After disappearing into the ground, the water emerges in several springs spread out along the escarpment slope about 45 minutes later (according to the studies).  This is the biggest of those, most visible after a light early December snowfall which leaves the springs themselves easy to see.

 This spring generates a nice stream that tumbles down the slope, here seen through the green leaves of the summer trees.  At this point it's locally called Bill's Creek.  The Bruce Trail follows a route right beside this stream.  I'm probably standing on it to take the picture.

An early fall picture gives a different view, and a lower water level.
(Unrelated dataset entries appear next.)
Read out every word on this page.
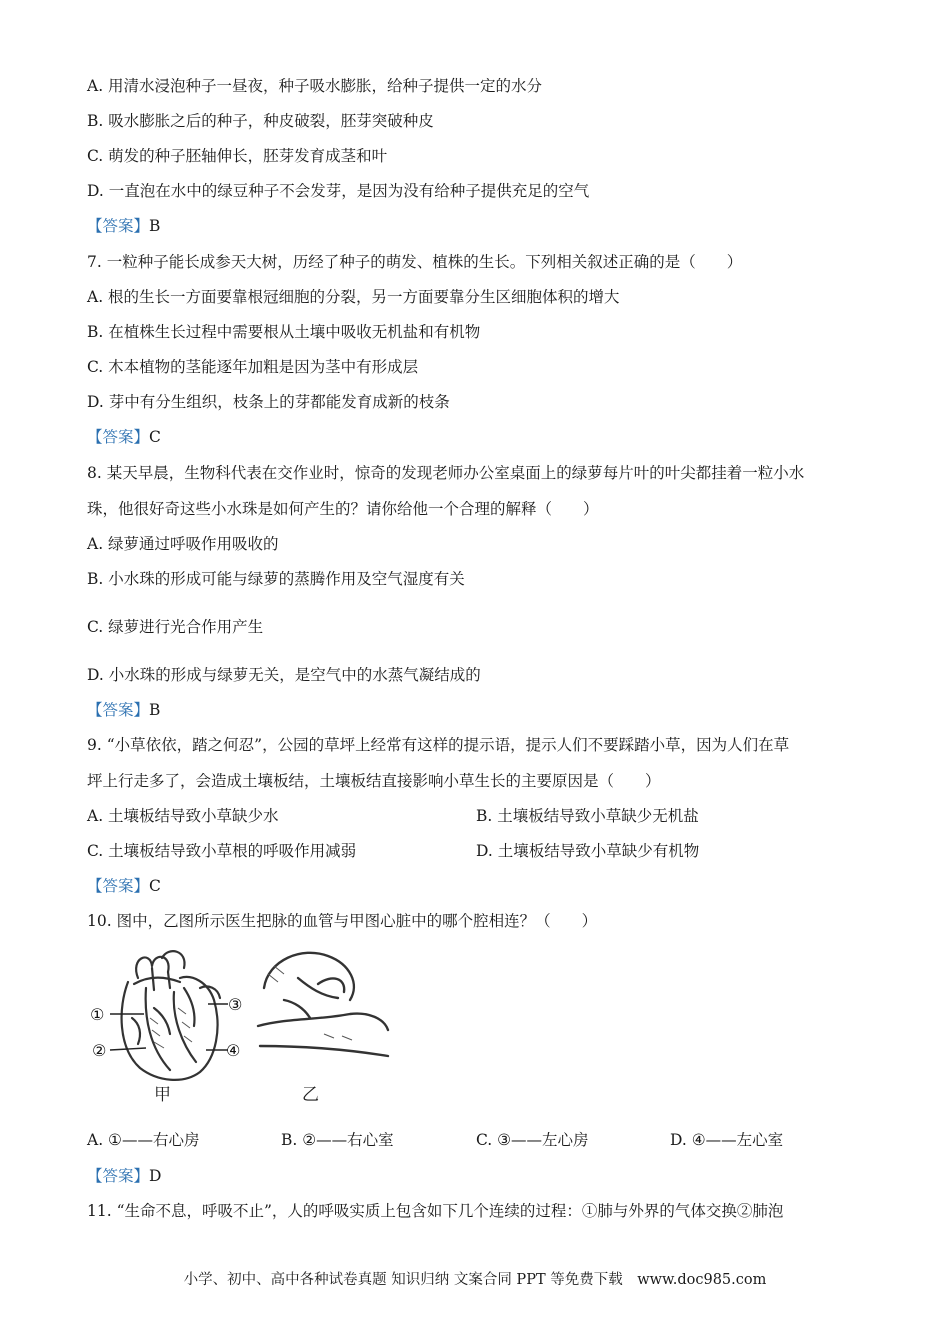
A. 用清水浸泡种子一昼夜，种子吸水膨胀，给种子提供一定的水分
B. 吸水膨胀之后的种子，种皮破裂，胚芽突破种皮
C. 萌发的种子胚轴伸长，胚芽发育成茎和叶
D. 一直泡在水中的绿豆种子不会发芽，是因为没有给种子提供充足的空气
【答案】B
7. 一粒种子能长成参天大树，历经了种子的萌发、植株的生长。下列相关叙述正确的是（　　）
A. 根的生长一方面要靠根冠细胞的分裂，另一方面要靠分生区细胞体积的增大
B. 在植株生长过程中需要根从土壤中吸收无机盐和有机物
C. 木本植物的茎能逐年加粗是因为茎中有形成层
D. 芽中有分生组织，枝条上的芽都能发育成新的枝条
【答案】C
8. 某天早晨，生物科代表在交作业时，惊奇的发现老师办公室桌面上的绿萝每片叶的叶尖都挂着一粒小水
珠，他很好奇这些小水珠是如何产生的？请你给他一个合理的解释（　　）
A. 绿萝通过呼吸作用吸收的
B. 小水珠的形成可能与绿萝的蒸腾作用及空气湿度有关
C. 绿萝进行光合作用产生
D. 小水珠的形成与绿萝无关，是空气中的水蒸气凝结成的
【答案】B
9. “小草依依，踏之何忍”，公园的草坪上经常有这样的提示语，提示人们不要踩踏小草，因为人们在草
坪上行走多了，会造成土壤板结，土壤板结直接影响小草生长的主要原因是（　　）
A. 土壤板结导致小草缺少水	B. 土壤板结导致小草缺少无机盐
C. 土壤板结导致小草根的呼吸作用减弱	D. 土壤板结导致小草缺少有机物
【答案】C
10. 图中，乙图所示医生把脉的血管与甲图心脏中的哪个腔相连？（　　）
①
②
③
④
甲	乙
A. ①——右心房	B. ②——右心室	C. ③——左心房	D. ④——左心室
【答案】D
11. “生命不息，呼吸不止”，人的呼吸实质上包含如下几个连续的过程：①肺与外界的气体交换②肺泡
小学、初中、高中各种试卷真题 知识归纳 文案合同 PPT 等免费下载　www.doc985.com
There is one other smaller but significant spring in the middle of the Kimberley Forest, shown here (along with dozens of tiny little seepage spots on the slope).  It's located some distance to the south of the sinkholes, unlike the main springs, which are straight to the east of the sinkholes.  I am standing on the Bruce Trail to take this picture.

The earlier series on the karst can be found starting here, and runs for 6 posts (interrupted by one on the weather, a surprise late April snowfall that buried the daffodils in white)!  Tomorrow - what happens during the spring flood.
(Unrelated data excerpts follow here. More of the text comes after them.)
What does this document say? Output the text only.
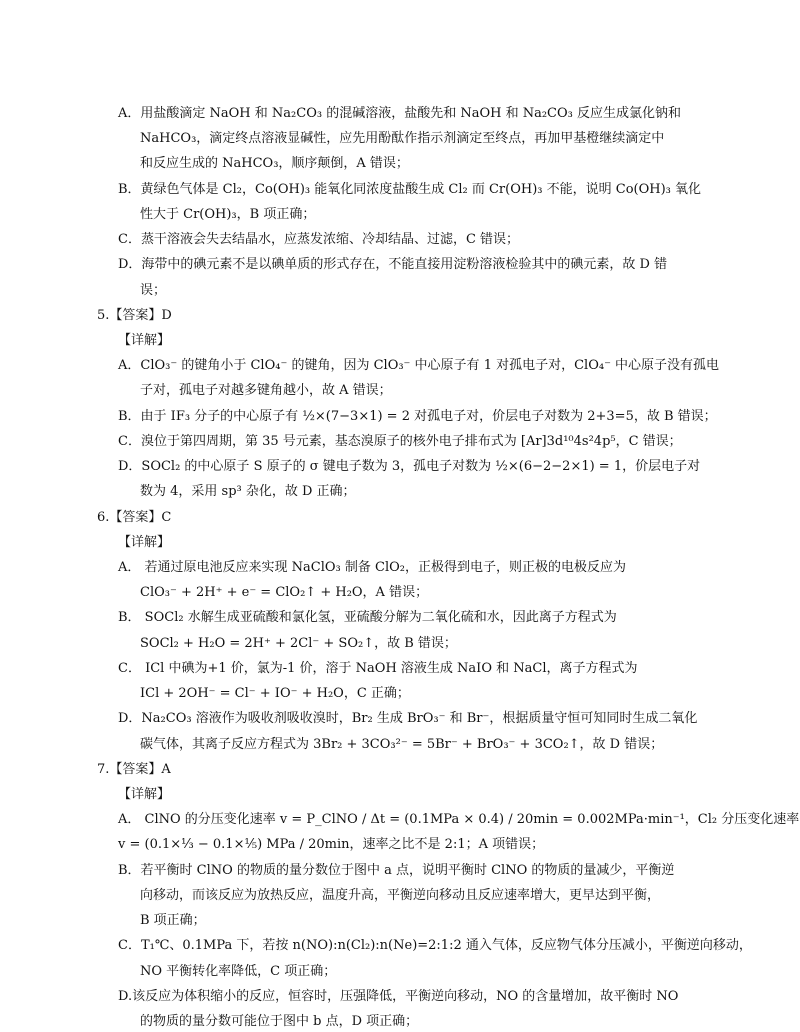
A．用盐酸滴定 NaOH 和 Na₂CO₃ 的混碱溶液，盐酸先和 NaOH 和 Na₂CO₃ 反应生成氯化钠和
NaHCO₃，滴定终点溶液显碱性，应先用酚酞作指示剂滴定至终点，再加甲基橙继续滴定中
和反应生成的 NaHCO₃，顺序颠倒，A 错误；
B．黄绿色气体是 Cl₂，Co(OH)₃ 能氧化同浓度盐酸生成 Cl₂ 而 Cr(OH)₃ 不能，说明 Co(OH)₃ 氧化
性大于 Cr(OH)₃，B 项正确；
C．蒸干溶液会失去结晶水，应蒸发浓缩、冷却结晶、过滤，C 错误；
D．海带中的碘元素不是以碘单质的形式存在，不能直接用淀粉溶液检验其中的碘元素，故 D 错
误；
5.【答案】D
【详解】
A．ClO₃⁻ 的键角小于 ClO₄⁻ 的键角，因为 ClO₃⁻ 中心原子有 1 对孤电子对，ClO₄⁻ 中心原子没有孤电
子对，孤电子对越多键角越小，故 A 错误；
B．由于 IF₃ 分子的中心原子有 ½×(7−3×1) = 2 对孤电子对，价层电子对数为 2+3=5，故 B 错误；
C．溴位于第四周期，第 35 号元素，基态溴原子的核外电子排布式为 [Ar]3d¹⁰4s²4p⁵，C 错误；
D．SOCl₂ 的中心原子 S 原子的 σ 键电子数为 3，孤电子对数为 ½×(6−2−2×1) = 1，价层电子对
数为 4，采用 sp³ 杂化，故 D 正确；
6.【答案】C
【详解】
A． 若通过原电池反应来实现 NaClO₃ 制备 ClO₂，正极得到电子，则正极的电极反应为
ClO₃⁻ + 2H⁺ + e⁻ = ClO₂↑ + H₂O，A 错误；
B． SOCl₂ 水解生成亚硫酸和氯化氢，亚硫酸分解为二氧化硫和水，因此离子方程式为
SOCl₂ + H₂O = 2H⁺ + 2Cl⁻ + SO₂↑，故 B 错误；
C． ICl 中碘为+1 价，氯为-1 价，溶于 NaOH 溶液生成 NaIO 和 NaCl，离子方程式为
ICl + 2OH⁻ = Cl⁻ + IO⁻ + H₂O，C 正确；
D．Na₂CO₃ 溶液作为吸收剂吸收溴时，Br₂ 生成 BrO₃⁻ 和 Br⁻，根据质量守恒可知同时生成二氧化
碳气体，其离子反应方程式为 3Br₂ + 3CO₃²⁻ = 5Br⁻ + BrO₃⁻ + 3CO₂↑，故 D 错误；
7.【答案】A
【详解】
A． ClNO 的分压变化速率 v = P_ClNO / Δt = (0.1MPa × 0.4) / 20min = 0.002MPa·min⁻¹，Cl₂ 分压变化速率
v = (0.1×⅓ − 0.1×⅕) MPa / 20min，速率之比不是 2:1；A 项错误；
B．若平衡时 ClNO 的物质的量分数位于图中 a 点，说明平衡时 ClNO 的物质的量减少，平衡逆
向移动，而该反应为放热反应，温度升高，平衡逆向移动且反应速率增大，更早达到平衡，
B 项正确；
C．T₁℃、0.1MPa 下，若按 n(NO):n(Cl₂):n(Ne)=2:1:2 通入气体，反应物气体分压减小，平衡逆向移动，
NO 平衡转化率降低，C 项正确；
D.该反应为体积缩小的反应，恒容时，压强降低，平衡逆向移动，NO 的含量增加，故平衡时 NO
的物质的量分数可能位于图中 b 点，D 项正确；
  1. A beautiful area and the last four pictures could have been taken on my farm in Kentucky.

  2. Lovely photos . Thanks for sharing , have a good day !

  3. You live in a very interesting location. Living here on granite all our rivers run off quickly to the lakes and ocean. - Margy

  4. I am always fascinated at how the land has been sculpted by the action of water, ice and the winds. That what we are seeing today is not the final picture nor will it ever be for nature has no stability.

  5. Hello, neat seeing the aerial views. I love the fall shot of the water and leaves.Enjoy your day and the week ahead!

  6. Karst landscapes are always interesting and are the basis for almost all of the caves in my area, including the large tourist caves. That's probably true throughout the eastern portions of North America.

  7. I had to look up the meaning of the word "karst" and now I understand why your pictures are so interesting! Beautiful area you live in, for sure. :-)

  8. Fascinating landscape. I'm very familiar with karst geology as Bluff County (southeastern Minnesota and northeastern Iowa are unglaciated regions. Fountain as small town near our rural home touts itself as "the sinkhole capital of North America"....:)

  9. I do love your posts of the geography of your area. Weekend blessings.

  10. Beautiful! I especially love the photo with the fall colours.